In many cases courts have properly limited or denied discovery on jurisdictional issues where the plaintiff failed to make some threshold showing — sometimes called a “prima facie” showing, other times called a “colorable” showing — of a plausible basis for exercising jurisdiction over the defendant. See Naartex Consulting Corp. v. Watt, 722 F.2d 779, 788 (D.C.Cir.1983) (upholding denial of discovery on personal jurisdiction issues where the pleadings contained no specific facts that could establish the requisite contacts with the jurisdiction); McLaughlin v.
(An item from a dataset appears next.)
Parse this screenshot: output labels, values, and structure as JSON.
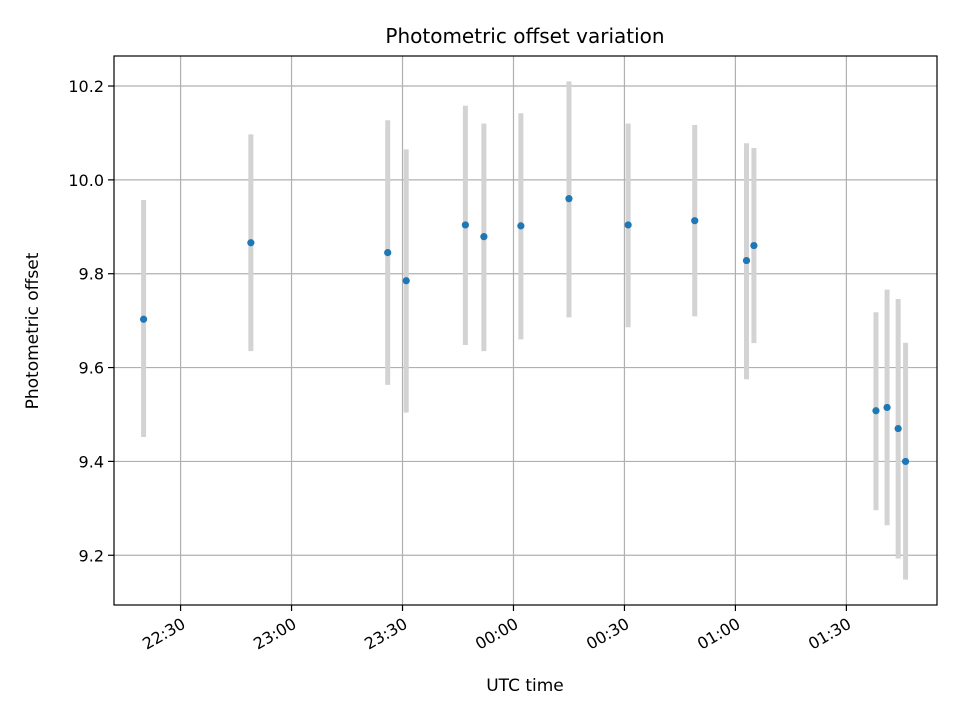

McPhail, 707 F.2d 800, 806-07 (4th Cir.1983) (upholding denial of discovery on personal jurisdiction where plaintiff offered only bare allegations of “significant contacts” with forum); Greenspun v. Del E. Webb Corp., 634 F.2d 1204, 1208 n. 5 (9th Cir.1980) (upholding denial of discovery on jurisdictional facts); Lehigh Valley Indus., Inc. v. Birenbaum, 527 F.2d 87, 93-94 (2d Cir.1975) (“bland assertion” of conspiracy involving distant defendant was insufficient to justify discovery on jurisdictional issues); Hansen v. Neumueller GmbH, 163 F.R.D. 471, 474-76 (D.Del.1995) (plaintiff failed to come forward with evidence sufficient to justify discovery on personal jurisdiction issues)
Finally, the absence of a colorable basis for personal jurisdiction coincides here with a discovery request that seeks private information. Document request number 6 seeks a wide range of confidential and personal financial information about defendant Sharon Lake and her late husband. The private nature of the information sought here renders the request burdensome. Such an invasion of privacy might be warranted under many circumstances. In this case, however, plaintiff has not made a colorable showing that the documents sought might reasonably be expected to establish that Sharon Lake has sufficient contacts with Indiana to justify an exercise of personal jurisdiction in this forum in this case. Without such a showing, defendant Lake should not be subjected to discovery processes of this court. The court therefore exercises its power under Rule 26(b)(2) to prohibit the requested discovery as unduly burdensome in view of the likely costs and benefits of that discovery with respect to the contested issues of personal jurisdiction. Plaintiffs motion to compel production of documents is DENIED.
So ordered.
. Although the allegations are in terms of residence rather than citizenship, the court will assume for present purposes that residence reflects citizenship in this case.
. Hansen was a product liability case brought by a man allegedly injured by a defective machine owned by his employer. The court did permit plaintiff to conduct depositions of the employer (who had the same lawyer as the defendant manufacturer) limited to the issue of personal jurisdiction. 163 F.R.D. at 477. That result was appropriate because the injured plaintiff had been a "stranger” to the defendant corporation, and because his employer’s choice of counsel blocked any informal mechanisms for finding even preliminary evidence to support the exercise of personal jurisdiction over the manufacturer. That reasoning does not apply here, where plaintiff is bringing a breach of contract action based on alleged prior dealings with which he should be personally familiar.
. The fact that this lawsuit arises from a contractual relationship plays an important part in the court’s decision here. As the First Circuit pointed out in an often-quoted opinion on this subject: “A plaintiff who is a total stranger to a corporation should not be required, unless he has been undiligent, to try such an issue [of personal jurisdiction] on affidavits without the benefit of full discovery.” Surpitski, 362 F.2d at 255. In that case, as in many others allowing discovery on personal jurisdiction issues, the plaintiff had been injured by equipment that he operated on
. Plaintiff does not seek to assert a claim directly against Mr. Lake’s estate.